Chunky, ground-dwelling parrots from Down Under are having quite the 2016. First the Kakapo had a breeding (and donations) boom over the summer in New Zealand, and now a new population of endangered Night Parrots, the Kakapo's cousin, has been spotted in an Australian national park.
After nearly a century of presumed extinction, the Australian Night Parrot was first rediscovered in 2013 after an exhaustive search by naturalist John Young. After that first discovery, Young kept up his searching and was recently rewarded by finding another population of the reclusive nocturnal birds in Diamantina National Park.
Leading a field team of researchers from the Australian Wildlife Conservancy and the Queensland Parks and Wildlife Service, Young reported seven separate Night Parrot sightings, including three active nests with eggs, a pair of parrots, and recorded calls of three more birds. The discovery significantly increases the range and recorded numbers of the Night Parrot.
“My immediate reaction was excitement,” Atticus Fleming, chief executive of Australian Wildlife Conservancy, told Guardian Australia. “But when you start to analyze it, the really significant thing about this is that these birds may be more common than we thought.”
Much of the mystery around Night Parrots comes from their nocturnal and secretive life style. The medium-size birds live only in the arid and semi-arid parts of Australia, where they hop across the moonlit landscape like kangaroos. During the day, they disappear into dense, spikey grass that can make them hard to find with their camouflaged plumage.
Young, who spent 15 years scouring grasslands and scrubs for the mysterious bird prior to his 2013 discovery, found the new population in a completely different part of Queensland than the previous one. And according to an AWC model, a large portion of Diamantina National Park has the type of roosting habitat Night Parrots prefer.
“There’s a lot we don’t know but the discovery gives us hope we’ll find more populations, both in central western Queensland but potentially even in other states,” Fleming told ABC News Australia. “As we learn more about the night parrot, its future starts to look brighter.”

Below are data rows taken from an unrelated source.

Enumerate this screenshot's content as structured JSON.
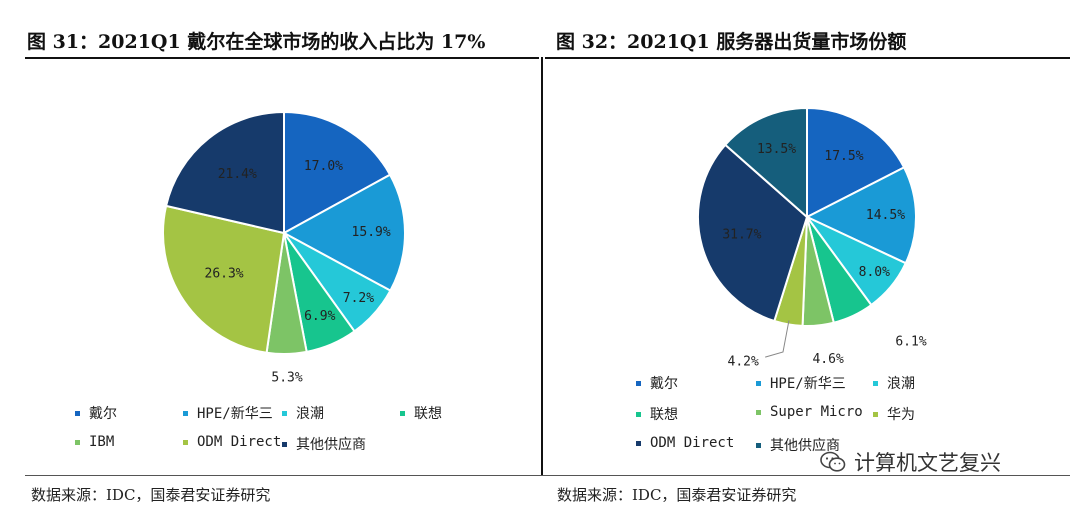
{
  "titles": {
    "left": "图 31：2021Q1 戴尔在全球市场的收入占比为 17%",
    "right": "图 32：2021Q1 服务器出货量市场份额"
  },
  "sources": {
    "left": "数据来源：IDC，国泰君安证券研究",
    "right": "数据来源：IDC，国泰君安证券研究"
  },
  "watermark": {
    "text": "计算机文艺复兴",
    "icon": "wechat-icon"
  },
  "chart_data": [
    {
      "type": "pie",
      "title": "2021Q1 戴尔在全球市场的收入占比为 17%",
      "categories": [
        "戴尔",
        "HPE/新华三",
        "浪潮",
        "联想",
        "IBM",
        "ODM Direct",
        "其他供应商"
      ],
      "values": [
        17.0,
        15.9,
        7.2,
        6.9,
        5.3,
        26.3,
        21.4
      ],
      "labels": [
        "17.0%",
        "15.9%",
        "7.2%",
        "6.9%",
        "5.3%",
        "26.3%",
        "21.4%"
      ],
      "colors": [
        "#1565c0",
        "#1a9ad6",
        "#25c8d8",
        "#17c58e",
        "#7dc466",
        "#a4c444",
        "#163a6b"
      ],
      "legend": "bottom"
    },
    {
      "type": "pie",
      "title": "2021Q1 服务器出货量市场份额",
      "categories": [
        "戴尔",
        "HPE/新华三",
        "浪潮",
        "联想",
        "Super Micro",
        "华为",
        "ODM Direct",
        "其他供应商"
      ],
      "values": [
        17.5,
        14.5,
        8.0,
        6.1,
        4.6,
        4.2,
        31.7,
        13.5
      ],
      "labels": [
        "17.5%",
        "14.5%",
        "8.0%",
        "6.1%",
        "4.6%",
        "4.2%",
        "31.7%",
        "13.5%"
      ],
      "colors": [
        "#1565c0",
        "#1a9ad6",
        "#25c8d8",
        "#17c58e",
        "#7dc466",
        "#a4c444",
        "#163a6b",
        "#155e7c"
      ],
      "legend": "bottom"
    }
  ]
}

While the search will continue for other populations, protecting known populations is a top priority. The Queensland Parks and Wildlife Service has already restricted access to newly discovered habitat along with taking steps to remove old cattle fences from the area and reducing threats, such as feral cats. There's only so much that can be done to protect the vulnerable bird, but with a little luck and a lot of help, the Night Parrot—and Kakapo, for that matter—might be on the cusp of an incredible comeback.